There have long been proposals, following an European Union directive in the wake of the July 2005 bombings in London, for emails and internet usage to be tracked in order to guard against future terrorist attacks.

But since then, social networking sites have exploded in popularity, with around half the British population thought to be using them. Security services fear that this is a loophole that terrorists and criminals could exploit.

Vernon Coaker, the Home Office minister, has revealed that social networking sites may be forced to keep information about how their members are using their sites.

"Social networking sites, such as MySpace or Bebo, are not covered by the directive," he said.

"That is one reason why the Government is looking at what we should do about the intercept modernisation programme because there are certain aspects of communications which are not covered by the directive."
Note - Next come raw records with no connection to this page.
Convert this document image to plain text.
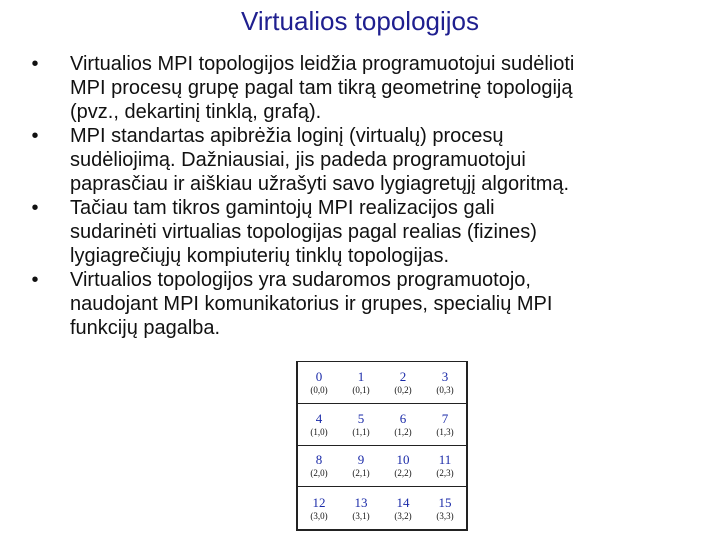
Virtualios topologijos
• Virtualios MPI topologijos leidžia programuotojui sudėlioti
MPI procesų grupę pagal tam tikrą geometrinę topologiją
(pvz., dekartinį tinklą, grafą).
• MPI standartas apibrėžia loginį (virtualų) procesų
sudėliojimą. Dažniausiai, jis padeda programuotojui
paprasčiau ir aiškiau užrašyti savo lygiagretųjį algoritmą.
• Tačiau tam tikros gamintojų MPI realizacijos gali
sudarinėti virtualias topologijas pagal realias (fizines)
lygiagrečiųjų kompiuterių tinklų topologijas.
• Virtualios topologijos yra sudaromos programuotojo,
naudojant MPI komunikatorius ir grupes, specialių MPI
funkcijų pagalba.
0
(0,0)
1
(0,1)
2
(0,2)
3
(0,3)
4
(1,0)
5
(1,1)
6
(1,2)
7
(1,3)
8
(2,0)
9
(2,1)
10
(2,2)
11
(2,3)
12
(3,0)
13
(3,1)
14
(3,2)
15
(3,3)
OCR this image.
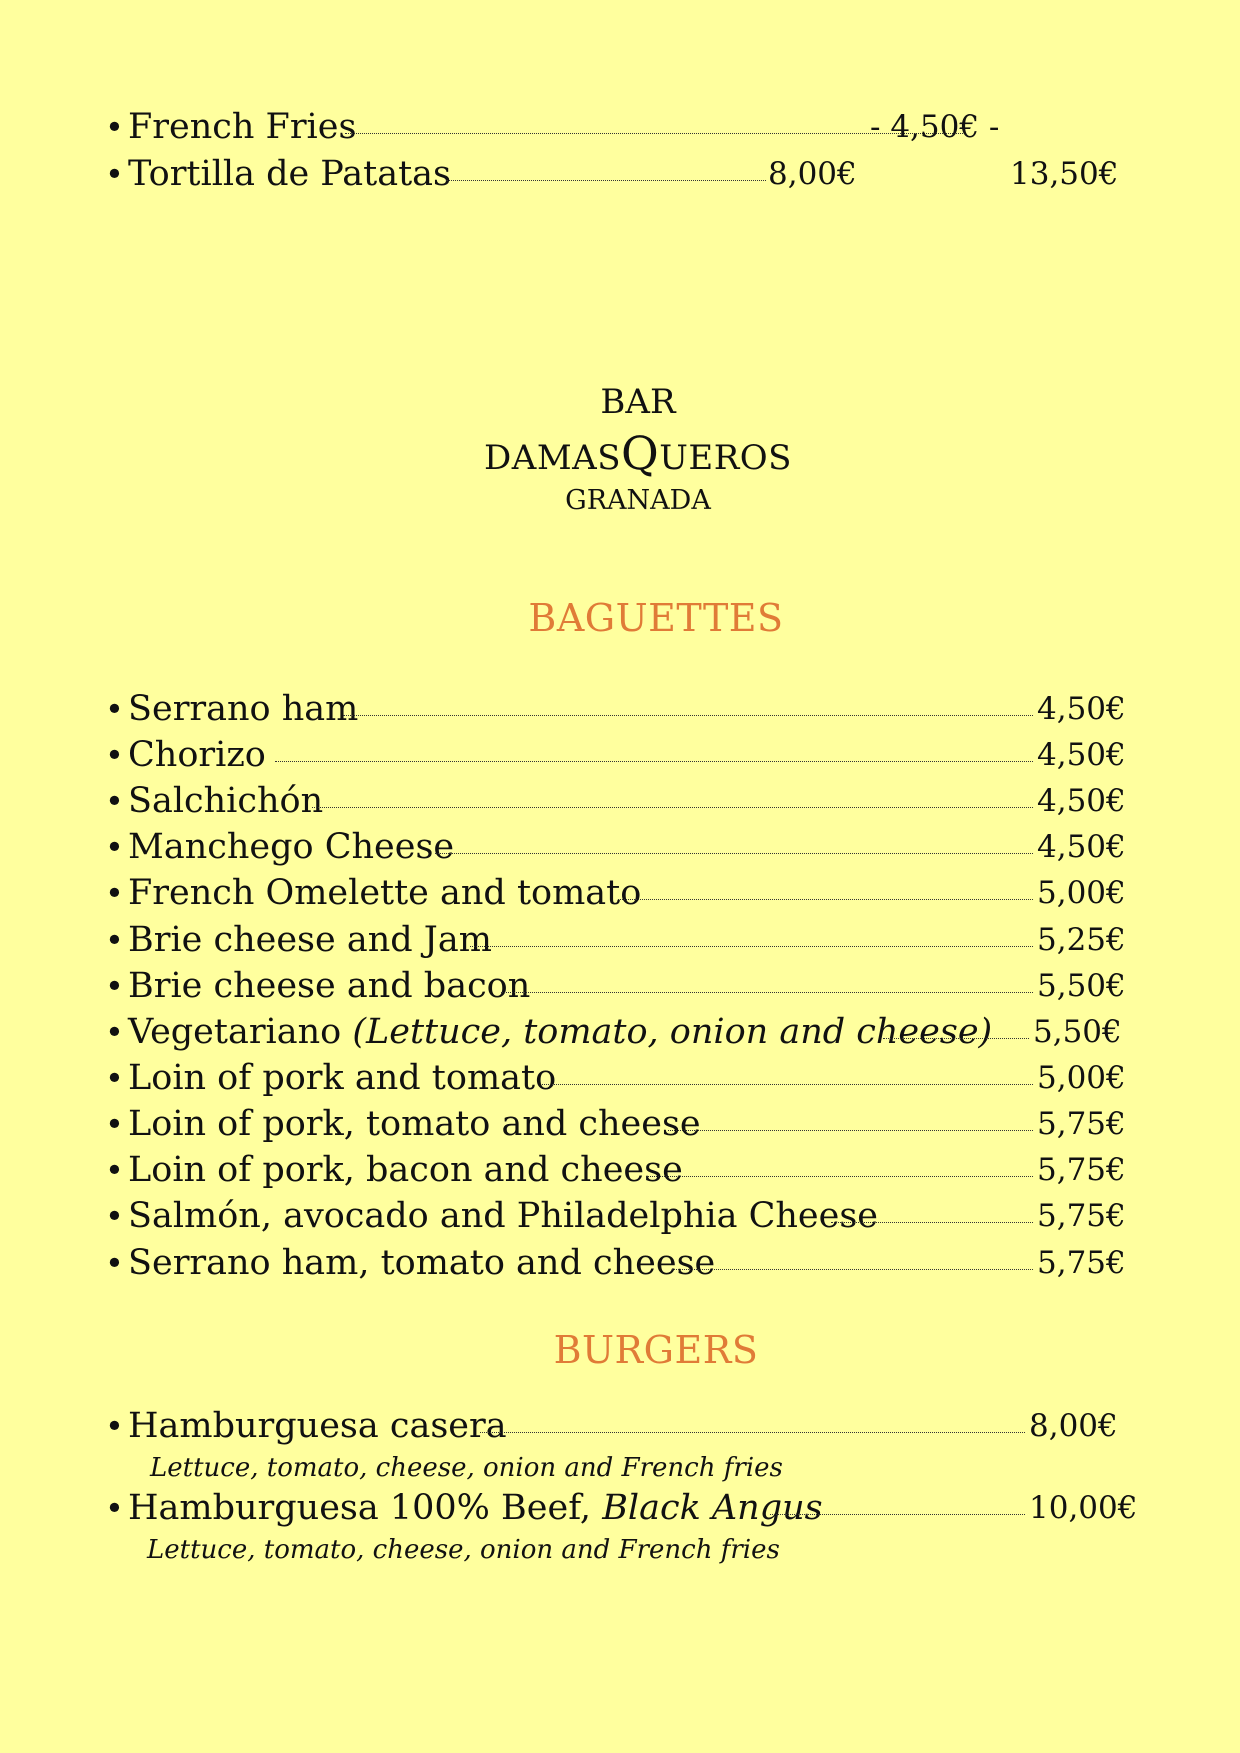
• French Fries	- 4,50€ -
• Tortilla de Patatas	8,00€	13,50€
BAR
DAMASQUEROS
GRANADA
BAGUETTES
• Serrano ham	4,50€
• Chorizo	4,50€
• Salchichón	4,50€
• Manchego Cheese	4,50€
• French Omelette and tomato	5,00€
• Brie cheese and Jam	5,25€
• Brie cheese and bacon	5,50€
• Vegetariano (Lettuce, tomato, onion and cheese) 5,50€
• Loin of pork and tomato	5,00€
• Loin of pork, tomato and cheese	5,75€
• Loin of pork, bacon and cheese	5,75€
• Salmón, avocado and Philadelphia Cheese	5,75€
• Serrano ham, tomato and cheese	5,75€
BURGERS
• Hamburguesa casera	8,00€
Lettuce, tomato, cheese, onion and French fries
• Hamburguesa 100% Beef, Black Angus	10,00€
Lettuce, tomato, cheese, onion and French fries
The government insists that the contents of each message would not be collected, but that the data on exactly who each person had corresponded with would be tracked and eventually logged on the database.

The move has been met with fierce criticism. Liberal Democrats Home Affairs Spokesman said: “"We need complete clarity from the Government over what data they will retain and how it will be kept secure.

"Will membership of Facebook groups or people listing 'suspicious' interests be caught in their dragnet?

"We also need guarantees that the Home Secretary's 'Dustbin Stasi' won't use terrorism legislation to access retained Facebook data for frivolous purposes, such as identifying people who let their dogs foul the pavement."

Others suggested that the government’s planned “big brother” database was becoming so large and ambitious in scope that it could never be fully secure.

Michael Parker, spokesman for campaign group NO2ID, said: “Their plans for the intercept modernisation programme were completely unworkable to begin with and are becoming more so with every addition they suggest.”

Rik Ferguson, a security expert at Trend Micro, the internet security firm, said: “The Home Office insists that this information is vital for fighting crime and terrorism; but is this legislation really going to be effective against the people at whom it is supposedly aimed?

“If national governments and law enforcement organisations truly believe that online criminals and international terrorists don’t know how to hide their online traces, then we have a bigger problem than we thought.”